The worst case for this algorithm comes when b’s significand is small—i.e., b is just past a power-of-two. The upper power-of-two range will be sampled with probability at least 1/2 but then the sampled value v will usually be rejected, requiring another time through the while loop. Conversely, having a just below a power of 2 is less trouble, since the corresponding power-of-two interval is the least likely to be sampled.

Closed Intervals

One nice thing about the algorithm implemented in SampleRange() is that handling closed intervals \([a,b]\) is mostly a matter of updating the if test in the while loop accordingly. The only other difference is that eb is always be increased by one. Thus, the worst case for this version of the algorithm is when b is an exact power of 2, again giving a \(1/2\) chance of selecting the upper interval each time, with a \(1-2^{-23}\) probability of rejecting the sample in that interval.

Further Improvements

Stratified sampling is a topic we didn’t get to today; it is often desirable when one is generating multiple samples over an interval. For a power-of-2 stratification, it’s possible to work backward from the various sampling algorithms to determine constraints on the bit patterns the achieve stratification. I’ll leave the details of that to the reader; Sample01() is a good place to start.

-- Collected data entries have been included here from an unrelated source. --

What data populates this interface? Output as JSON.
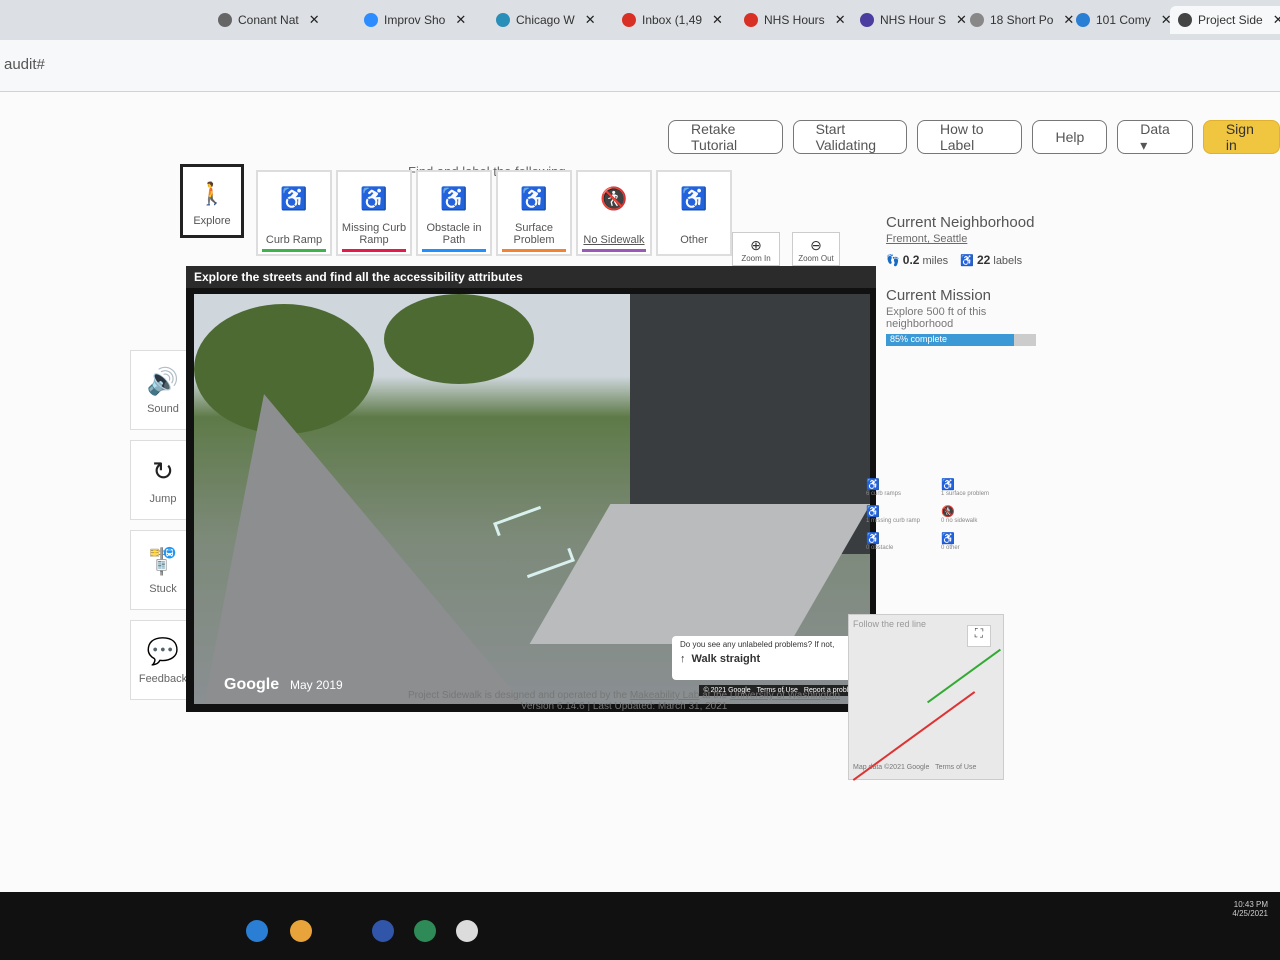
{
  "browser": {
    "tabs": [
      {
        "label": "Conant Nat",
        "color": "#666"
      },
      {
        "label": "Improv Sho",
        "color": "#2d8cff"
      },
      {
        "label": "Chicago W",
        "color": "#2a8fb8"
      },
      {
        "label": "Inbox (1,49",
        "color": "#d93025"
      },
      {
        "label": "NHS Hours",
        "color": "#d93025"
      },
      {
        "label": "NHS Hour S",
        "color": "#4b3ca0"
      },
      {
        "label": "18 Short Po",
        "color": "#888"
      },
      {
        "label": "101 Comy",
        "color": "#2a7fd4"
      },
      {
        "label": "Project Side",
        "color": "#444"
      }
    ],
    "url": "audit#"
  },
  "nav": {
    "retake": "Retake Tutorial",
    "validate": "Start Validating",
    "howto": "How to Label",
    "help": "Help",
    "data": "Data ▾",
    "signin": "Sign in"
  },
  "toolbar": {
    "find_label": "Find and label the following",
    "explore": "Explore",
    "tools": [
      {
        "label": "Curb Ramp",
        "color": "#3cb44b"
      },
      {
        "label": "Missing Curb Ramp",
        "color": "#e6194b"
      },
      {
        "label": "Obstacle in Path",
        "color": "#1e90ff"
      },
      {
        "label": "Surface Problem",
        "color": "#f58231"
      },
      {
        "label": "No Sidewalk",
        "color": "#9b59b6"
      },
      {
        "label": "Other",
        "color": ""
      }
    ],
    "zoom_in": "Zoom In",
    "zoom_out": "Zoom Out"
  },
  "sidebar": {
    "sound": "Sound",
    "jump": "Jump",
    "stuck": "Stuck",
    "feedback": "Feedback"
  },
  "streetview": {
    "header": "Explore the streets and find all the accessibility attributes",
    "google": "Google",
    "date": "May 2019",
    "prompt": "Do you see any unlabeled problems? If not,",
    "walk": "Walk straight",
    "legal": [
      "© 2021 Google",
      "Terms of Use",
      "Report a problem"
    ]
  },
  "panel": {
    "neighborhood_title": "Current Neighborhood",
    "neighborhood": "Fremont, Seattle",
    "miles_value": "0.2",
    "miles_unit": "miles",
    "labels_value": "22",
    "labels_unit": "labels",
    "mission_title": "Current Mission",
    "mission_text": "Explore 500 ft of this neighborhood",
    "progress_text": "85% complete",
    "progress_pct": 85,
    "counts": [
      "6 curb ramps",
      "1 surface problem",
      "1 missing curb ramp",
      "0 no sidewalk",
      "0 obstacle",
      "0 other"
    ]
  },
  "minimap": {
    "follow": "Follow the red line",
    "mapdata": "Map data ©2021 Google",
    "terms": "Terms of Use"
  },
  "footer": {
    "line1_prefix": "Project Sidewalk is designed and operated by the",
    "lab": "Makeability Lab",
    "mid": "at the",
    "uni": "University of Washington",
    "version": "Version 6.14.6 | Last Updated: March 31, 2021"
  },
  "taskbar": {
    "time": "10:43 PM",
    "date": "4/25/2021"
  }
}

We also haven’t dug into the case of an interval that spans zero. To achieve uniform sampling a similar rejection-based approach is probably needed where given such an interval \([a,b)\) we define an extended interval \([-c,c)\) with \(c=\max (|a|, |b|)\) that encompasses the original interval. We can then randomly select the positive or negative side, generate a sample, and then reject it if it is not inside the original interval. However, the combination of an unbalanced interval that spans zero and also includes an exact power of two at its upper bound gives an even worse worst case: consider a highly unbalanced interval like \([-2^{-100}, 2^{64}]\): we end up with a nearly \(3/4\) chance of rejecting each candidate sample.

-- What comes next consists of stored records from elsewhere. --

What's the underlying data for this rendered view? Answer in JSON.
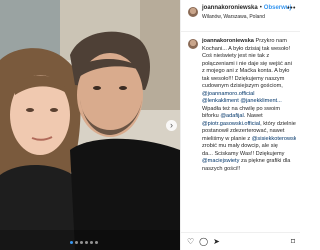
{
  "post": {
    "username": "joannakoroniewska",
    "separator": "•",
    "follow_label": "Obserwuj",
    "location": "Wilanów, Warszawa, Poland",
    "caption_lines": [
      [
        {
          "t": "joannakoroniewska",
          "k": "u"
        },
        {
          "t": " Przykro nam",
          "k": ""
        }
      ],
      [
        {
          "t": "Kochani... A było dzisiaj tak wesoło!",
          "k": ""
        }
      ],
      [
        {
          "t": "Coś nieświety jest nie tak z",
          "k": ""
        }
      ],
      [
        {
          "t": "połączeniami i nie daje się wejść ani",
          "k": ""
        }
      ],
      [
        {
          "t": "z mojego ani z Maćka konta. A było",
          "k": ""
        }
      ],
      [
        {
          "t": "tak wesoło!!! Dziękujemy naszym",
          "k": ""
        }
      ],
      [
        {
          "t": "cudownym dzisiejszym gościom,",
          "k": ""
        }
      ],
      [
        {
          "t": "@joannamoro.official",
          "k": "m"
        }
      ],
      [
        {
          "t": "@lenkakliment",
          "k": "m"
        },
        {
          "t": " ",
          "k": ""
        },
        {
          "t": "@janekkliment...",
          "k": "m"
        }
      ],
      [
        {
          "t": "Wpadła też na chwilę po swoim",
          "k": ""
        }
      ],
      [
        {
          "t": "biforku ",
          "k": ""
        },
        {
          "t": "@adafijal",
          "k": "m"
        },
        {
          "t": ". Nawet",
          "k": ""
        }
      ],
      [
        {
          "t": "@piotr.gasowski.official",
          "k": "m"
        },
        {
          "t": ", który dzielnie",
          "k": ""
        }
      ],
      [
        {
          "t": "postanowił zdezerterować, nawet",
          "k": ""
        }
      ],
      [
        {
          "t": "mieliśmy w planie z ",
          "k": ""
        },
        {
          "t": "@sisiekkoterowski",
          "k": "m"
        }
      ],
      [
        {
          "t": "zrobić mu mały dowcip, ale się",
          "k": ""
        }
      ],
      [
        {
          "t": "da... Ściskamy Was!! Dziękujemy",
          "k": ""
        }
      ],
      [
        {
          "t": "@maciejswiety",
          "k": "m"
        },
        {
          "t": " za piękne grafiki dla",
          "k": ""
        }
      ],
      [
        {
          "t": "naszych gości!!",
          "k": ""
        }
      ]
    ],
    "icons": {
      "more": "more-options-icon",
      "next": "chevron-right-icon",
      "like": "heart-icon",
      "comment": "comment-icon",
      "share": "share-icon",
      "save": "bookmark-icon"
    },
    "carousel": {
      "count": 6,
      "active_index": 0
    },
    "colors": {
      "accent": "#3897f0",
      "mention": "#003569",
      "border": "#efefef"
    }
  }
}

It was pretty good going through the special cases until we reached the end. Unfortunately, I don’t see a good way to work around the need to do rejection sampling when there are partial power-of-two intervals at the ends of the range. Perhaps that isn’t the worst thing ever, but having an irregular amount of computation afoot is not ideal if high performance on GPUs or using SIMD instructions is of interest.

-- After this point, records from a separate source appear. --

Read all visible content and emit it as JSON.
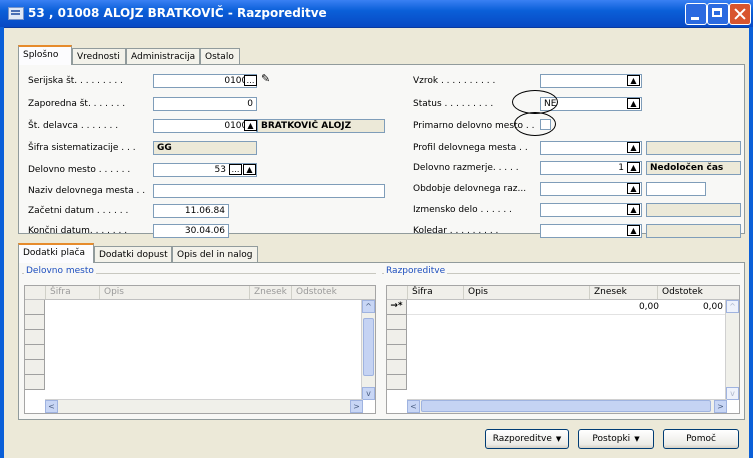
{
  "window": {
    "title": "53 , 01008 ALOJZ BRATKOVIČ - Razporeditve"
  },
  "top_tabs": [
    "Splošno",
    "Vrednosti",
    "Administracija",
    "Ostalo"
  ],
  "left_fields": [
    {
      "label": "Serijska št. . . . . . . . .",
      "value": "01008"
    },
    {
      "label": "Zaporedna št. . . . . . .",
      "value": "0"
    },
    {
      "label": "Št. delavca . . . . . . .",
      "value": "01008",
      "extra": "BRATKOVIČ ALOJZ"
    },
    {
      "label": "Šifra sistematizacije . . .",
      "value": "GG"
    },
    {
      "label": "Delovno mesto . . . . . .",
      "value": "53"
    },
    {
      "label": "Naziv delovnega mesta . .",
      "value": ""
    },
    {
      "label": "Začetni datum . . . . . .",
      "value": "11.06.84"
    },
    {
      "label": "Končni datum. . . . . . .",
      "value": "30.04.06"
    }
  ],
  "right_fields": [
    {
      "label": "Vzrok . . . . . . . . . .",
      "value": ""
    },
    {
      "label": "Status . . . . . . . . .",
      "value": "NE"
    },
    {
      "label": "Primarno delovno mesto . .",
      "value": ""
    },
    {
      "label": "Profil delovnega mesta . .",
      "value": ""
    },
    {
      "label": "Delovno razmerje. . . . .",
      "value": "1",
      "extra": "Nedoločen čas"
    },
    {
      "label": "Obdobje delovnega raz...",
      "value": ""
    },
    {
      "label": "Izmensko delo . . . . . .",
      "value": ""
    },
    {
      "label": "Koledar . . . . . . . . .",
      "value": ""
    }
  ],
  "bottom_tabs": [
    "Dodatki plača",
    "Dodatki dopust",
    "Opis del in nalog"
  ],
  "left_group": {
    "title": "Delovno mesto",
    "columns": [
      "Šifra",
      "Opis",
      "Znesek",
      "Odstotek"
    ]
  },
  "right_group": {
    "title": "Razporeditve",
    "columns": [
      "Šifra",
      "Opis",
      "Znesek",
      "Odstotek"
    ],
    "row": {
      "marker": "→*",
      "znesek": "0,00",
      "odstotek": "0,00"
    }
  },
  "buttons": {
    "razporeditve": "Razporeditve",
    "postopki": "Postopki",
    "pomoc": "Pomoč"
  },
  "icons": {
    "lookup": "ellipsis-icon",
    "dropdown": "arrow-up-icon",
    "edit": "pencil-icon"
  }
}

Nevertheless, a quick benchmark suggests that SampleRange() is only about 2.5 times slower than \((1-t)a+tb\) on my system here if the cost of random number generation is included. If a reasonable amount of computation is performed for each sample, the added cost may be no concern. However, lacking a clear example of a case where this first-class sampling makes a difference in the final results, it’s hard to argue for the added expense in general.


  1. Goualard also suggests a sampling algorithm based on a uniform spacing over the interval that is by design not able to generate all possible floating-point values. This algorithm seems to have been previously derived by Artur Grabowski in his random-double library from 2015; see rd_positive() there.